Hybrid Organic–Inorganic Coordination Complexes as Tunable Optical Response Materials
datasetposted on 14.03.2016 by Will Travis, Caroline E. Knapp, Christopher N. Savory, Alex M. Ganose, Panagiota Kafourou, Xingchi Song, Zainab Sharif, Jeremy K. Cockcroft, David O. Scanlon, Hugo Bronstein, Robert G. Palgrave
Datasets usually provide raw data for analysis. This raw data often comes in spreadsheet form, but can be any collection of data, on which analysis can be performed.

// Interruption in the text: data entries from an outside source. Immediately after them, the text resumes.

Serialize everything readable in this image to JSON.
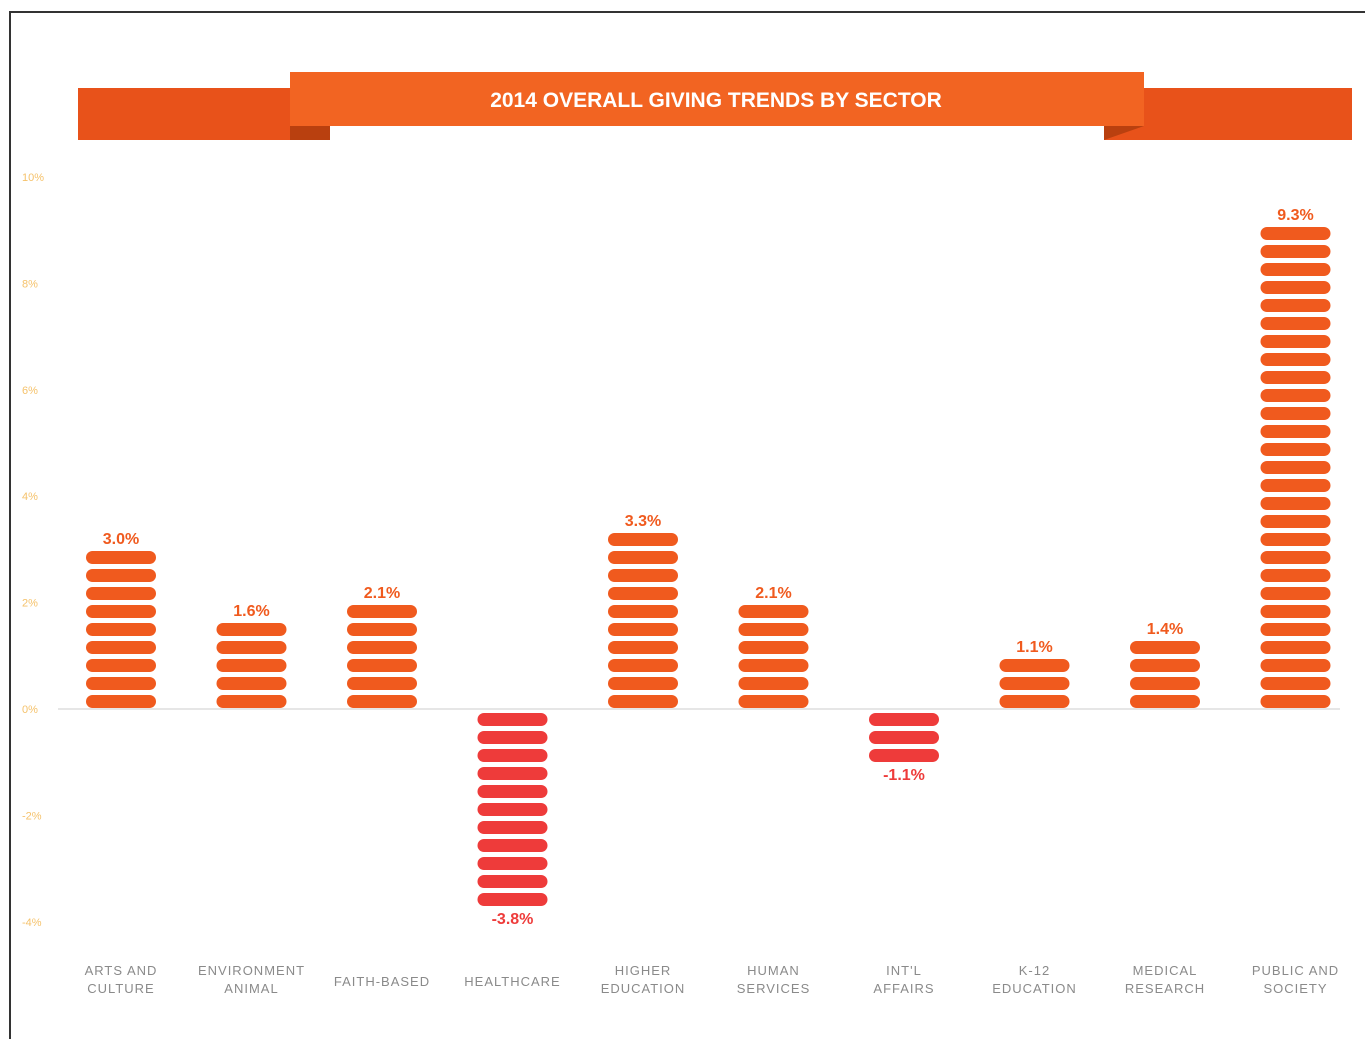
{
  "chart_data": {
    "type": "bar",
    "title": "2014 OVERALL GIVING TRENDS BY SECTOR",
    "categories": [
      [
        "ARTS AND",
        "CULTURE"
      ],
      [
        "ENVIRONMENT",
        "ANIMAL"
      ],
      [
        "FAITH-BASED"
      ],
      [
        "HEALTHCARE"
      ],
      [
        "HIGHER",
        "EDUCATION"
      ],
      [
        "HUMAN",
        "SERVICES"
      ],
      [
        "INT'L",
        "AFFAIRS"
      ],
      [
        "K-12",
        "EDUCATION"
      ],
      [
        "MEDICAL",
        "RESEARCH"
      ],
      [
        "PUBLIC AND",
        "SOCIETY"
      ]
    ],
    "values": [
      3.0,
      1.6,
      2.1,
      -3.8,
      3.3,
      2.1,
      -1.1,
      1.1,
      1.4,
      9.3
    ],
    "data_labels": [
      "3.0%",
      "1.6%",
      "2.1%",
      "-3.8%",
      "3.3%",
      "2.1%",
      "-1.1%",
      "1.1%",
      "1.4%",
      "9.3%"
    ],
    "yticks": [
      "10%",
      "8%",
      "6%",
      "4%",
      "2%",
      "0%",
      "-2%",
      "-4%"
    ],
    "ylim": [
      -4,
      10
    ],
    "xlabel": "",
    "ylabel": "",
    "grid": false,
    "legend": "none",
    "colors": {
      "positive": "#f05a1e",
      "negative": "#ee3b3a",
      "banner": "#e8521a",
      "banner_center": "#f26422",
      "tick_label": "#f5c26b",
      "category_label": "#8a8a8a"
    }
  }
}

Novel lead and bismuth dipyrido complexes have been synthesized and characterized by single-crystal X-ray diffraction, which shows their structures to be directed by highly oriented π-stacking of planar fully conjugated organic ligands. Optical band gaps are influenced by the identity of both the organic and inorganic component. Density functional theory calculations show optical excitation leads to exciton separation between inorganic and organic components. Using UV–vis, photoluminescence, and X-ray photoemission spectroscopies, we have determined the materials’ frontier energy levels and show their suitability for photovoltaic device fabrication by use of electron- and hole-transport materials such as TiO2 and spiro-OMeTAD respectively. Such organic/inorganic hybrid materials promise greater electronic tunability than the inflexible methylammonium lead iodide structure through variation of both the metal and organic components.